December 18, 2005 § Leave a comment
After a nice brisk walk, Matayas Gaspar sat me down to look at a website. At the top of the page was a very basic question: what is the Internet for?
The site was developed by Matayas and his colleagues to provide resources for a new class of knowledge worker that is emerging in Hungary – the IT Mentor. IT Mentors help people use the Internet as a part of their daily lives. To navigate government better. To find jobs. To help with cooking and domestic tasks. These may seem like easy things to do for the Internet savvy, but they’re foreign (and unknown) options for people who are just learning that the web exists.

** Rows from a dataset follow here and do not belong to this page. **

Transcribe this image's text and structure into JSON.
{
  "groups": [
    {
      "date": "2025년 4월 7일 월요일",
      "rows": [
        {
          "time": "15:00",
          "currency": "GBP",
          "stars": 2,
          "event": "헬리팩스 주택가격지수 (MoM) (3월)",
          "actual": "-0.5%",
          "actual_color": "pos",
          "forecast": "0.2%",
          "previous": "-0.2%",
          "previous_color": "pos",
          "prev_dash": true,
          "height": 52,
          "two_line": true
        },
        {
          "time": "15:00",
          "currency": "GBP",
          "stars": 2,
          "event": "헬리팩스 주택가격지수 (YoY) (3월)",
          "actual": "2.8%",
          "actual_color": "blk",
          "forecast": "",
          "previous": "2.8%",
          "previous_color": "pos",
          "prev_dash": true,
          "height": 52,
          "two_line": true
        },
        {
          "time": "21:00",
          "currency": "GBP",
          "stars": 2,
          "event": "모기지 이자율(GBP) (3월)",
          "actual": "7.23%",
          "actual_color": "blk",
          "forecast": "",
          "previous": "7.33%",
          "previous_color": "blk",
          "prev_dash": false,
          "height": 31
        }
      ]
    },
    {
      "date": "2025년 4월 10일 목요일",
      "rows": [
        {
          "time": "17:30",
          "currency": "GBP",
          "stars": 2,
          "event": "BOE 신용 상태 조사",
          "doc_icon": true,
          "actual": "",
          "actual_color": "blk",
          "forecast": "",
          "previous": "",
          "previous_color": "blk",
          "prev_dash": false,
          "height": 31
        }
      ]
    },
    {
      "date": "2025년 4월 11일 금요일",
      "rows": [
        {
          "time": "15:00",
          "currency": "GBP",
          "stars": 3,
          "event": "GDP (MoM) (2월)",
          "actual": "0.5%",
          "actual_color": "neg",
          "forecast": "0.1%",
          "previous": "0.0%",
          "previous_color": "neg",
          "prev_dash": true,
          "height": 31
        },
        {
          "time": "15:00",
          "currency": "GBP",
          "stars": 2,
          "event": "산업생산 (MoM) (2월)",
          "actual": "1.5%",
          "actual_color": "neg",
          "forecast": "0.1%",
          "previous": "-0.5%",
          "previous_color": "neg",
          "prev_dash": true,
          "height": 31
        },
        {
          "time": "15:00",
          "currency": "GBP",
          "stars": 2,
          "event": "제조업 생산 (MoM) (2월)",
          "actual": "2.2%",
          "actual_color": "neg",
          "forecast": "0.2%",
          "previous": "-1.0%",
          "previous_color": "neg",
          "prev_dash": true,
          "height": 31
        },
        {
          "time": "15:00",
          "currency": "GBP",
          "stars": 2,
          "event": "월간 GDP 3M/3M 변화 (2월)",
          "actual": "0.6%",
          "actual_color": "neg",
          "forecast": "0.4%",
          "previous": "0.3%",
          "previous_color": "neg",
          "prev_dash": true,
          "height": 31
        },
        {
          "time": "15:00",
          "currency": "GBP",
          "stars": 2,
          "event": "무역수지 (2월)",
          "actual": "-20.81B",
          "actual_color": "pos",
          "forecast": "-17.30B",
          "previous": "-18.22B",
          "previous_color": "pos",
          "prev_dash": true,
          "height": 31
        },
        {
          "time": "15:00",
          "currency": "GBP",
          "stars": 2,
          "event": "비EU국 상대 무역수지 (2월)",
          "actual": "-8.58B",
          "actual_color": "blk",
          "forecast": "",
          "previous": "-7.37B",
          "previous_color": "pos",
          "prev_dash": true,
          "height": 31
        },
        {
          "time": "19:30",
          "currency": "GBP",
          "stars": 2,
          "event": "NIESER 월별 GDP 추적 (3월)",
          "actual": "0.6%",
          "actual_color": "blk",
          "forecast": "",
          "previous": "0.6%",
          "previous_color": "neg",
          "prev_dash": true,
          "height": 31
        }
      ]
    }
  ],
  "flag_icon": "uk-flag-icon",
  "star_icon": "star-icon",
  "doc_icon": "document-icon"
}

Starting next year, IT Mentors will become an official employment category in Hungary. That means that public agencies can hire and fund them. So, the Ministry of Health might hire a cadre of IT Mentors to help people coming into telecottages effectively access online health information. In order to fill the expected demand, there will be a university run certification program for IT Mentors. It will train 300 people in the first year.
This approach to getting the grassroots online is a fascinating one. Part of the fascination is in the idea of IT Mentor as ‘human interface’ to the Internet (of course, we see similar ideas in telecentres around the world). But the interest also flows from the level of rigour and organization that has gone into making the IT Mentor real. Impressive.
It’ll be interesting to get to know the Hungarian approach more, and also to hook up with Mataya’s colleagues in EUTA. It looks like we’ll have a chance to do this in March or April next year.